All employers that are subject to OSHA regulations are required to annually submit to OSHA Form 300 (Log of Work-Related Injuries and Illnesses) and Form 301 (Injury and Illness Incident Report), and their Form 300A.

Additionally, employers are required to post their Form 300A in a conspicuous area in the workplace from Feb. 1 through April 30 every year.

The new rule leaves in place existing regulations requiring:

  • Businesses with 20 to 249 workers in certain high-hazard industries to electronically submit information from their Forms 300A once per year.
  • All employers with 250 or more workers to electronically submit information from their Forms 300A once per year.

 

The final day to submit the above electronic files is March 2, 2024.

You can find a full list of the affected 104 industries here.

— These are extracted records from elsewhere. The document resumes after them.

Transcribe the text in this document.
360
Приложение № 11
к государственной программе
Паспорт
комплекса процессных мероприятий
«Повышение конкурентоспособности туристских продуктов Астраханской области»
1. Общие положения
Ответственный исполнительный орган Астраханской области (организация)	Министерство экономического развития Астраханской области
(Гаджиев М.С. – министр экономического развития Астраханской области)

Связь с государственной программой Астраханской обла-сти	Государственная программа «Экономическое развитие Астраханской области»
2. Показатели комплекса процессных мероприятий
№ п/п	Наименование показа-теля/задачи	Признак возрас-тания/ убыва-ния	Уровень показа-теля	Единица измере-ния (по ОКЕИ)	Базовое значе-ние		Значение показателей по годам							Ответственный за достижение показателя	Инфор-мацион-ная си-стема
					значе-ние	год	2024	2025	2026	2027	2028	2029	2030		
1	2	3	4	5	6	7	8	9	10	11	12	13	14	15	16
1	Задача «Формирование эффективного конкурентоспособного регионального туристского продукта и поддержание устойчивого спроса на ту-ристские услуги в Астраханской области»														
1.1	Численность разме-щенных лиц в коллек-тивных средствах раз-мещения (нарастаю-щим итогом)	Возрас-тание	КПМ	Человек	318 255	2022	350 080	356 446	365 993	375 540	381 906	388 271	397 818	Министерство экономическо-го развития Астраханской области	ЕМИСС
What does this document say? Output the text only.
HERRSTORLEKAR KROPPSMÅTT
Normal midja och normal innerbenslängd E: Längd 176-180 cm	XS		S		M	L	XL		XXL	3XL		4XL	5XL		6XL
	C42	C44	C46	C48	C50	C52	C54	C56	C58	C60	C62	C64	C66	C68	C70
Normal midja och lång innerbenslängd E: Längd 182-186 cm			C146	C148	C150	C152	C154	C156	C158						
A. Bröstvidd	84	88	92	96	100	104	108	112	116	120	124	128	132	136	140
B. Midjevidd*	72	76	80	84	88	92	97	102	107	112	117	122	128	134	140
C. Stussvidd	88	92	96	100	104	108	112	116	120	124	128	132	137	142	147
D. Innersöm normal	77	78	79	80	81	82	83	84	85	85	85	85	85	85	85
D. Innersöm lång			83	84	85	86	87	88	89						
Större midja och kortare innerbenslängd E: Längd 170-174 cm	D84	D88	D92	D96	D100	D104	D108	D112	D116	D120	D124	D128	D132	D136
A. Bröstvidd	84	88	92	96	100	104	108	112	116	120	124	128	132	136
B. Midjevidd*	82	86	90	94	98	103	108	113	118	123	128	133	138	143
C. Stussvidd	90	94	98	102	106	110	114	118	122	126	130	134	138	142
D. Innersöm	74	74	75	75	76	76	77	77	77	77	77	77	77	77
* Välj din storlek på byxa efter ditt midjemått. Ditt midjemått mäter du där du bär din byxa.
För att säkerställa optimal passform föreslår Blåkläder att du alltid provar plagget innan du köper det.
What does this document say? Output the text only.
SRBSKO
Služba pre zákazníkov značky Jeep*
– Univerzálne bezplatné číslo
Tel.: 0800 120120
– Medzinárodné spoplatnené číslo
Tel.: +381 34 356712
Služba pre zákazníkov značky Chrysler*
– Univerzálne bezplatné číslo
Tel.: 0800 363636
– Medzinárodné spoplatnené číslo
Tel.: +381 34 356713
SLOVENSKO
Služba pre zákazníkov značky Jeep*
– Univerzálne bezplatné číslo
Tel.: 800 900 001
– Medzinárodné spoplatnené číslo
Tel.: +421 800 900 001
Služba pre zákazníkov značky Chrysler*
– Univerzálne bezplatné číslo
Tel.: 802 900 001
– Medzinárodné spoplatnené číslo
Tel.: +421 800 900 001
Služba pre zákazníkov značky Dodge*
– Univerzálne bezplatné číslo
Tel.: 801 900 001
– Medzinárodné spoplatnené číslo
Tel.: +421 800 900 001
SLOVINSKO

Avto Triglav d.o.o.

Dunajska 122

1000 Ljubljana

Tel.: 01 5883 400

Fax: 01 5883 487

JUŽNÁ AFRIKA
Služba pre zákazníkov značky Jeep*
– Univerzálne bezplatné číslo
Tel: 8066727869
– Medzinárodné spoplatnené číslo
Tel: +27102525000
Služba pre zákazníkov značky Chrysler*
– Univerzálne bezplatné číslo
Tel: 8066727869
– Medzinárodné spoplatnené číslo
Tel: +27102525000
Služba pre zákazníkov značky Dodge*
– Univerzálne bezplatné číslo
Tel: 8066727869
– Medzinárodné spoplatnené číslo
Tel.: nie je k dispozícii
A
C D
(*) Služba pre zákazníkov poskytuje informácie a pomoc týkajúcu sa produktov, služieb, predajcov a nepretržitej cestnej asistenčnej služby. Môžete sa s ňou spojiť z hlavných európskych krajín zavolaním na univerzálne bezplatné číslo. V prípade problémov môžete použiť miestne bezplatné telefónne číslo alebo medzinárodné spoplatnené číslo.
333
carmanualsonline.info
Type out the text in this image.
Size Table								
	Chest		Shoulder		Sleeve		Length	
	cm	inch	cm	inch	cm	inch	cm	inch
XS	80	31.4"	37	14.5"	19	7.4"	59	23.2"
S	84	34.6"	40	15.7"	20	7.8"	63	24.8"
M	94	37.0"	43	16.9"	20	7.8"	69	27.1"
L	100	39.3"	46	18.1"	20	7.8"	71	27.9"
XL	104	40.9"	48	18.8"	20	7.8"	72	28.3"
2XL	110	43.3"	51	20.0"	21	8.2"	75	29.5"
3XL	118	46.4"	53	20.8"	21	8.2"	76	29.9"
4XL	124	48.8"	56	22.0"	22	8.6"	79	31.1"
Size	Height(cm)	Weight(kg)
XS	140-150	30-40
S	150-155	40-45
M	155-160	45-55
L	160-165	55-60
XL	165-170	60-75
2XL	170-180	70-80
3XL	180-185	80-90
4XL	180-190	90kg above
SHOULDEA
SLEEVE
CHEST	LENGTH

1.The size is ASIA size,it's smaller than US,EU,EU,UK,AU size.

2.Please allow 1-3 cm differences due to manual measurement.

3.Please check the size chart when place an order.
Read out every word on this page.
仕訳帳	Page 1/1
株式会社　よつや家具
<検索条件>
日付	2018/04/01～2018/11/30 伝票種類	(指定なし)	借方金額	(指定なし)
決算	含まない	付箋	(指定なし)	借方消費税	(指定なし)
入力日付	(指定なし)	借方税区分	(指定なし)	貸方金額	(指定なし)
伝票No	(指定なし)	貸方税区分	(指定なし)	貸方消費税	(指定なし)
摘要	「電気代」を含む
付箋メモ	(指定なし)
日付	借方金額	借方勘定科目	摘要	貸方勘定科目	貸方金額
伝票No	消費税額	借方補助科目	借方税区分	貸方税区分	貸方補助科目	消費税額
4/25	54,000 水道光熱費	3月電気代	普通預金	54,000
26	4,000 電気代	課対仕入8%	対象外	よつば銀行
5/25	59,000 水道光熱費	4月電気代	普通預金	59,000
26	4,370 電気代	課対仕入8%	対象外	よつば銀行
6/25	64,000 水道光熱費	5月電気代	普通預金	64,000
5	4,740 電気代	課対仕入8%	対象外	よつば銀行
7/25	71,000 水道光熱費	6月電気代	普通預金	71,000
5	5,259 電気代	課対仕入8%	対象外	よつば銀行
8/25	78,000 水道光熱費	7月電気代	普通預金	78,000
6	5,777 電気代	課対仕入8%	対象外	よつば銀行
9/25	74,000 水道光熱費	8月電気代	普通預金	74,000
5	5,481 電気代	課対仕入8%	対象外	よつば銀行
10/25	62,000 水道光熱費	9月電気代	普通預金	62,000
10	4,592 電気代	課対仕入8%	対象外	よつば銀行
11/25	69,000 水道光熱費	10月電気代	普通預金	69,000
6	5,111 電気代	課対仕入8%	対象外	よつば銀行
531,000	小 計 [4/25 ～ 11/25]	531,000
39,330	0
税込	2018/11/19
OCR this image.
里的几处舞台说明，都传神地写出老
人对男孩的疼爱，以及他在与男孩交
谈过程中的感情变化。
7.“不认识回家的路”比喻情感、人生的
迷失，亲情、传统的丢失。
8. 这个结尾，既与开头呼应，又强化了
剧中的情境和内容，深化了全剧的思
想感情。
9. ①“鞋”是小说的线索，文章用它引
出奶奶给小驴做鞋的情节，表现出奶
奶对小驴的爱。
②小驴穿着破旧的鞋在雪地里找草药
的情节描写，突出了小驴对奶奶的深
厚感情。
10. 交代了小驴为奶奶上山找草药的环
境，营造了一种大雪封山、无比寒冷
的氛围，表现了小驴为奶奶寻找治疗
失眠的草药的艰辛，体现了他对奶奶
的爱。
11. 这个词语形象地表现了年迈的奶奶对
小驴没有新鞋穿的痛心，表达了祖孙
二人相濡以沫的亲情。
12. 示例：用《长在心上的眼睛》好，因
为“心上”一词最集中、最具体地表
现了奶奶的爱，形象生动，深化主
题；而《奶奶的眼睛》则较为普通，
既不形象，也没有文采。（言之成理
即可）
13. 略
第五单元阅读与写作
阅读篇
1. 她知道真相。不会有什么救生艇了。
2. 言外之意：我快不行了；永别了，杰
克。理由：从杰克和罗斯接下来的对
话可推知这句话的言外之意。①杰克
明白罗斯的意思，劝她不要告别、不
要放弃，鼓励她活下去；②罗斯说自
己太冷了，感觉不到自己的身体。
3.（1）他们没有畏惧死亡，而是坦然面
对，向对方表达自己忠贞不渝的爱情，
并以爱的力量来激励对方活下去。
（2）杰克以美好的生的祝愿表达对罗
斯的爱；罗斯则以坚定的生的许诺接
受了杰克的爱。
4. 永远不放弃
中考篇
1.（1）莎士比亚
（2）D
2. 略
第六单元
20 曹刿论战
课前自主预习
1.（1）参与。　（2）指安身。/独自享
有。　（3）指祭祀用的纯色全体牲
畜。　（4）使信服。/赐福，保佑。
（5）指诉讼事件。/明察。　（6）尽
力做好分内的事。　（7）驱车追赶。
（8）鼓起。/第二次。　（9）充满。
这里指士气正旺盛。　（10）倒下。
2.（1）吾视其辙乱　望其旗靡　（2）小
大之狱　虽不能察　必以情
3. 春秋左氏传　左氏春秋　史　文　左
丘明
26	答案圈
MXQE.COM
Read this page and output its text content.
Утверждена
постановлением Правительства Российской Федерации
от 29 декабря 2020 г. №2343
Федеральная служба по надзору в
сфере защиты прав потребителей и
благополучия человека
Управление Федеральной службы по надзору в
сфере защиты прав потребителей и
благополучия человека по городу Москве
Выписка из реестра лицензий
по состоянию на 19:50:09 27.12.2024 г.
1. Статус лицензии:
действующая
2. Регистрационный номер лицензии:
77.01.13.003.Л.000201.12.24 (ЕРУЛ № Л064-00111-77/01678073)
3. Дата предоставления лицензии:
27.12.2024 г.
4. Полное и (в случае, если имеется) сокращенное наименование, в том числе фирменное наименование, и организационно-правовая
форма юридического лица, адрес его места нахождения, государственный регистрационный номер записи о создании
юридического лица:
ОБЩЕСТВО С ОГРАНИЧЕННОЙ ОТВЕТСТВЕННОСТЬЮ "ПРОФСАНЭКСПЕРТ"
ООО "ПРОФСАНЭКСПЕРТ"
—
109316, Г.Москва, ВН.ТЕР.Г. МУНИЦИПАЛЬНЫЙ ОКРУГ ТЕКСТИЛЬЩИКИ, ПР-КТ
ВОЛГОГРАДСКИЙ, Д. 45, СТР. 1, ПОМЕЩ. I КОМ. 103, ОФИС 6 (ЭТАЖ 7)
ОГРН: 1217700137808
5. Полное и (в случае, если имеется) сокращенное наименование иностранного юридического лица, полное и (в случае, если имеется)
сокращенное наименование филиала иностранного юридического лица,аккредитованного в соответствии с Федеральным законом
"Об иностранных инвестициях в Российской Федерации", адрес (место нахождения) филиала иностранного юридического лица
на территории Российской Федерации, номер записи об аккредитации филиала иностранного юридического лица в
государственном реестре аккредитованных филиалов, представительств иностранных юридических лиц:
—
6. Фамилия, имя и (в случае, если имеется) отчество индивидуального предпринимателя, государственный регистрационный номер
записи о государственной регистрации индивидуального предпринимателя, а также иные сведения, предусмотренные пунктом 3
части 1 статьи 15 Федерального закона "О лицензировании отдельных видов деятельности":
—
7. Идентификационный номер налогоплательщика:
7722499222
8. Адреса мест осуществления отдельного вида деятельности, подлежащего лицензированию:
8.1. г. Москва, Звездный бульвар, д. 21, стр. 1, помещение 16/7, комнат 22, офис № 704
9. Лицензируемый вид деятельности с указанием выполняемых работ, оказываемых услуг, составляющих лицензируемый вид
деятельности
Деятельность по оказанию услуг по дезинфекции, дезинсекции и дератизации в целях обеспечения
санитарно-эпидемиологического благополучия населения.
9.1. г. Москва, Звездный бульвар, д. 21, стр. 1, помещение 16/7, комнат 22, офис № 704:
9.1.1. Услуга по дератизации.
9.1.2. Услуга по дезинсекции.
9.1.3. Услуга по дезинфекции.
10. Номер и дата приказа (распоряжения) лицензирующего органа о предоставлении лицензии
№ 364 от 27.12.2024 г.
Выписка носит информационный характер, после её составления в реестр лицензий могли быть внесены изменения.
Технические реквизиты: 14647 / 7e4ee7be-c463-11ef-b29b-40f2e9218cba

The following are some of the industries that are affected by the new rule:

  • NAICS 3118: Bakeries
  • NAICS 3119: Other Food Manufacturing
  • NAICS 3121: Beverage Manufacturing
  • NAICS 3261: Plastics Product Manufacturing
  • NAICS 3262: Rubber Product Manufacturing
  • NAICS 3272: Glass and Glass Product Manufacturing
  • NAICS 3273: Cement and Concrete Product Manufacturing
  • NAICS 3361: Motor Vehicle Manufacturing
  • NAICS 4244: Grocery and Related Product Merchant Wholesalers
  • NAICS 4248: Beer, Wine and Distilled Alcoholic Beverage Merchant Wholesalers
  • NAICS 4413: Automotive Parts, Accessories and Tire Stores
  • NAICS 4422: Home Furnishings Stores
  • NAICS 4441: Building Material and Supplies Dealers
  • NAICS 4442: Lawn and Garden Equipment and Supplies Stores
  • NAICS 4451: Grocery Stores
  • NAICS 4522: Department Stores
  • NAICS 4931: Warehousing and Storage
  • NAICS 5621: Waste Collection
  • NAICS 5622: Waste Treatment and Disposal
  • NAICS 6219: Other Ambulatory Health Care Services
  • NAICS 6221: General Medical and Surgical Hospitals
  • NAICS 6222: Psychiatric and Substance Abuse Hospitals
  • NAICS 6223: Specialty (except Psychiatric and Substance Abuse) Hospitals
  • NAICS 6231: Nursing Care Facilities (Skilled Nursing Facilities)
  • NAICS 6232: Residential Intellectual and Developmental Disability, Mental Health and Substance Abuse Facilities

 

OSHA’s reasoning

OSHA has said that it plans to use the information from the files to identify high-hazard employers and injury trends. It also said that it plans to publish some of the data it collects on its website, which has employers concerned that it may be used by attorneys to target them for lawsuits.

The federal agency says it’s for the sake of transparency and to provide information to employees, potential employees, customers and the general public about a company’s workplace safety history.